CfP: The territorial state and the creation of an integrated monetary and financial space in the 19th century29-06-2020 15:29
The Society for Social and Economic History (Gesellschaft für Sozial- und Wirtschaftsgeschichte, GSWG) and the Economic History Committee of the Verein für Socialpolitik (Wirtschaftshistorischer Ausschuss des Vereins für Socialpolitik, VfS) jointly organise a conference on "Territories, States and Nation in Economic and Social History" to be held in Vienna on 7-9 April 2021.
We would like to contribute to the conference with a session on financial history entitled "The territorial state and the creation of an integrated monetary and financial space in the 19th century".
Session organisers: Maria Stella Chiaruttini, Clemens Jobst.
For modern historians the 19th century has been an era of nation building, while financial historians regard it as the formative period of modern financial markets. The development of new financial institutions and instruments was a genuinely transnational phenomenon. At the same time, however, financial development often intermingled with state formation, as states aimed at creating integrated domestic markets to further economic growth. Moreover, the establishment of new territorial states like Germany or Italy created, by definition, new markets by integrating within a common legislative and economic framework different territories that had been previously independent or belonged to other states and economic systems.
In terms of money, state building in the 19th century coincided with the creation of standardised, national currency systems replacing the monetary heterogeneity within state borders prevalent in previous times. But political and financial integration did not always proceed hand in hand, especially as regards banking, which proved a contentious issue. The creation of a uniform, centralised national banking system could level the playing field between regions, doing away with interest rate differentials, encouraging capital flows and fostering growth in both core and peripheral areas. However, the outflow of savings and the centralisation of economic decision making could also rekindle local resistance to the state’s centralising attempts. Discontent could focus on the new national state and its relationship with big financial players, as was the case in Italy, or be framed in terms of national discrimination, as in the Habsburg monarchy.

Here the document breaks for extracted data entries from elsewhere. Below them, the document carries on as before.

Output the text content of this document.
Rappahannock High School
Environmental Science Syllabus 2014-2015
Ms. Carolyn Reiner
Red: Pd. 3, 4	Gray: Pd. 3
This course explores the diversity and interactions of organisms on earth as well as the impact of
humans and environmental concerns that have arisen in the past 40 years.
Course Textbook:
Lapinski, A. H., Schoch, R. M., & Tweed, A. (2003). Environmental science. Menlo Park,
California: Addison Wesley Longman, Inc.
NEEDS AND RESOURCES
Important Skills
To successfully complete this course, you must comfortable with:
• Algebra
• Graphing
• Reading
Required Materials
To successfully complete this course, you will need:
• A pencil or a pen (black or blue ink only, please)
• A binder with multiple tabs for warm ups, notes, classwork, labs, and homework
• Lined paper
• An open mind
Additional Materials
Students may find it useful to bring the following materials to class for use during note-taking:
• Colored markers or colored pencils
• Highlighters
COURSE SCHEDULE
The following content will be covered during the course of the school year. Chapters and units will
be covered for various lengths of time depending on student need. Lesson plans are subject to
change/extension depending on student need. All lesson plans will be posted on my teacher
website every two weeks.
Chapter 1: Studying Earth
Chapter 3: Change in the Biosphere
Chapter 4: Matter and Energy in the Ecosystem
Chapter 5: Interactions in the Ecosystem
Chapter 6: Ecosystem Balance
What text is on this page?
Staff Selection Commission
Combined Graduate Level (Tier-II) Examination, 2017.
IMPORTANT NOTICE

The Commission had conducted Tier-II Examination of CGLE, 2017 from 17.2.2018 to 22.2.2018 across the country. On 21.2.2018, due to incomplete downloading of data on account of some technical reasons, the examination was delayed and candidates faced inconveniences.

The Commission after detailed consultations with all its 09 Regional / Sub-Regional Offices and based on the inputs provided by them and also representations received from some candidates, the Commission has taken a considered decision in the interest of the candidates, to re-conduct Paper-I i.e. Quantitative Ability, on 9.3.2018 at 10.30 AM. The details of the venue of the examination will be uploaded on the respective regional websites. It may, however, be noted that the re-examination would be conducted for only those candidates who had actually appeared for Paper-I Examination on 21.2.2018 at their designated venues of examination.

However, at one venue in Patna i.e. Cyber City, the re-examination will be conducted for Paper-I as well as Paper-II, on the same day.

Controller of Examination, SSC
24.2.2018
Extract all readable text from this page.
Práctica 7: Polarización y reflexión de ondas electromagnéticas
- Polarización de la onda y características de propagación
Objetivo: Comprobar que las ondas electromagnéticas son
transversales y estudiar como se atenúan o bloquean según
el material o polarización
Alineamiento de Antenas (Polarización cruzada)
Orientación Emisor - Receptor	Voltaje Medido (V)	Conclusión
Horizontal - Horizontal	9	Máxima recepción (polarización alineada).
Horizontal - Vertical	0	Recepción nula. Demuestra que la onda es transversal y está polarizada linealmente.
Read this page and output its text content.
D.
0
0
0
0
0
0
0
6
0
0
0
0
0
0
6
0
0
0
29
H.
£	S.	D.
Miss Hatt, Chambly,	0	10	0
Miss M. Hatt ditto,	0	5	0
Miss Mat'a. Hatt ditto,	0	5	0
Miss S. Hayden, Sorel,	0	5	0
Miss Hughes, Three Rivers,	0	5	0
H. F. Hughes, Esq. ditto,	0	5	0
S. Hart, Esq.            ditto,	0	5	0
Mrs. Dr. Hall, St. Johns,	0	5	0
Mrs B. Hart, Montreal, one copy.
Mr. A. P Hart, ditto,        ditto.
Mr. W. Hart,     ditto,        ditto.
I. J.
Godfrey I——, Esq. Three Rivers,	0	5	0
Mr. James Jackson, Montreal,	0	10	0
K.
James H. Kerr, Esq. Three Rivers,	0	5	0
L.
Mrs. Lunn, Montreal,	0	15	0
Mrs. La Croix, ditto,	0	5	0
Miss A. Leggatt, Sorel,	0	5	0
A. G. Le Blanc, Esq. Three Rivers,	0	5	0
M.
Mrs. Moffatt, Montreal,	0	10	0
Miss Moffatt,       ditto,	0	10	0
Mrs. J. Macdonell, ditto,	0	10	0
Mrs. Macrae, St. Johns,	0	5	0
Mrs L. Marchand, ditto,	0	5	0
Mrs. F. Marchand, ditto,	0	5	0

With this backdrop in mind, in this session we would like to explore in a comparative perspective questions of banking and monetary integration related to the territorial dimension of the state that have received only scant attention so far, namely
- the challenges of providing a uniform and standardised supply of coins and notes in both newly formed and pre-existing territorial states
- the creation of state-wide payment and clearing Systems
- the role played by banks and monetary reforms in shaping a common financial market
- the regional dimension of commercial and central banking: the creation of bank branch networks, their aims, governance and business practices in relationship with local business communities as well as with the local and central authorities
- the regional banking policies of the state and their possibly conflicting goals (e.g. local economic development, support to fiscal or monetary policies, sharing of power between central government and local elites).
We welcome contributions on all countries from the late 18th to the early 20th century. We also warmly encourage submissions from young scholars.
If you are interested, please send us – either in German or English – a short CV together with a provisional title and abstract (around 200 words) of your contribution by 17 August 2020. The submission of the entire panel comprising 3–4 papers for the conference is then due on 28 September 2020.